Re: [PATCH 02/18] mm: memcontrol: fix theoretical race in charge moving

From: Shakeel Butt
Date: Wed Apr 22 2020 - 12:51:35 EST


On Mon, Apr 20, 2020 at 3:11 PM Johannes Weiner <hannes@xxxxxxxxxxx> wrote:
>
> The move_lock is a per-memcg lock, but the VM accounting code that
> needs to acquire it comes from the page and follows page->mem_cgroup
> under RCU protection. That means that the page becomes unlocked not
> when we drop the move_lock, but when we update page->mem_cgroup.
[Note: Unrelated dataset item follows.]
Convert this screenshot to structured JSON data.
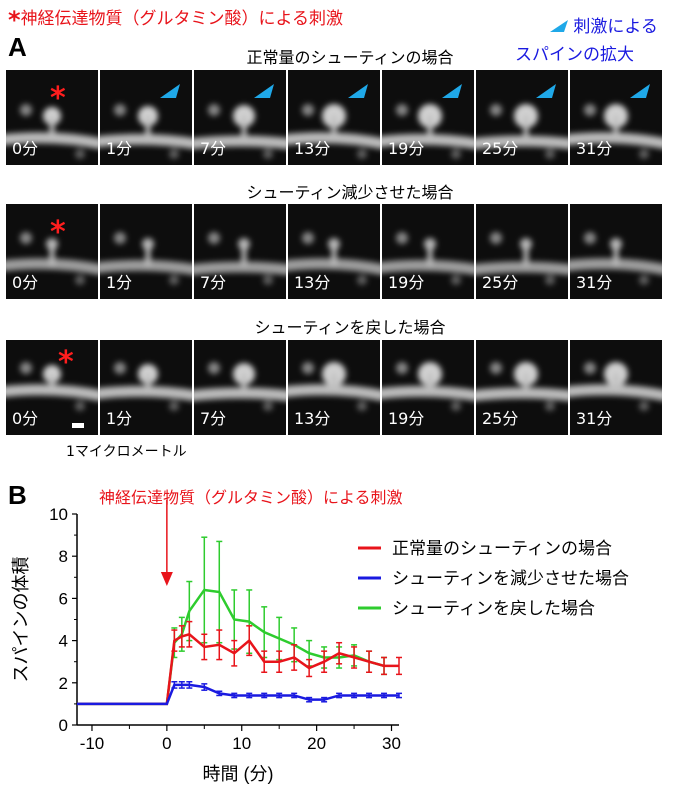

And
> that assignment doesn't imply any memory ordering. If that pointer
> write gets reordered against the reads of the page state -
> page_mapped, PageDirty etc. the state may change while we rely on it
> being stable and we can end up corrupting the counters.
>
> Place an SMP memory barrier to make sure we're done with all page
> state by the time the new page->mem_cgroup becomes visible.
>
> Also replace the open-coded move_lock with a lock_page_memcg() to make
> it more obvious what we're serializing against.
>
> Signed-off-by: Johannes Weiner <hannes@xxxxxxxxxxx>
> ---
> mm/memcontrol.c | 26 ++++++++++++++------------
> 1 file changed, 14 insertions(+), 12 deletions(-)
>
> diff --git a/mm/memcontrol.c b/mm/memcontrol.c
> index 5beea03dd58a..41f5ed79272e 100644
> --- a/mm/memcontrol.c
> +++ b/mm/memcontrol.c
> @@ -5372,7 +5372,6 @@ static int mem_cgroup_move_account(struct page *page,
> {
> struct lruvec *from_vec, *to_vec;
> struct pglist_data *pgdat;
> - unsigned long flags;
> unsigned int nr_pages = compound ? hpage_nr_pages(page) : 1;
> int ret;
> bool anon;
> @@ -5399,18 +5398,13 @@ static int mem_cgroup_move_account(struct page *page,
> from_vec = mem_cgroup_lruvec(from, pgdat);
> to_vec = mem_cgroup_lruvec(to, pgdat);
>
> - spin_lock_irqsave(&from->move_lock, flags);
> + lock_page_memcg(page);
>
> if (!anon && page_mapped(page)) {
> __mod_lruvec_state(from_vec, NR_FILE_MAPPED, -nr_pages);
> __mod_lruvec_state(to_vec, NR_FILE_MAPPED, nr_pages);
> }
>
> - /*
> - * move_lock grabbed above and caller set from->moving_account, so
> - * mod_memcg_page_state will serialize updates to PageDirty.
> - * So mapping should be stable for dirty pages.
> - */
> if (!anon && PageDirty(page)) {
> struct address_space *mapping = page_mapping(page);
>
> @@ -5426,15 +5420,23 @@ static int mem_cgroup_move_account(struct page *page,
> }
>
> /*
> + * All state has been migrated, let's switch to the new memcg.
> + *
> * It is safe to change page->mem_cgroup here because the page
> - * is referenced, charged, and isolated - we can't race with
> - * uncharging, charging, migration, or LRU putback.
> + * is referenced, charged, isolated, and locked: we can't race
> + * with (un)charging, migration, LRU putback, or anything else
> + * that would rely on a stable page->mem_cgroup.
> + *
> + * Note that lock_page_memcg is a memcg lock, not a page lock,
> + * to save space. As soon as we switch page->mem_cgroup to a
> + * new memcg that isn't locked, the above state can change
> + * concurrently again. Make sure we're truly done with it.
> */
> + smp_mb();

You said theoretical race in the subject but the above comment
convinced me that smp_mb() is required. So, why is the race still
theoretical?

>
> - /* caller should have done css_get */
> - page->mem_cgroup = to;
> + page->mem_cgroup = to; /* caller should have done css_get */
>
> - spin_unlock_irqrestore(&from->move_lock, flags);
> + __unlock_page_memcg(from);
>
> ret = 0;
>
> --
> 2.26.0
>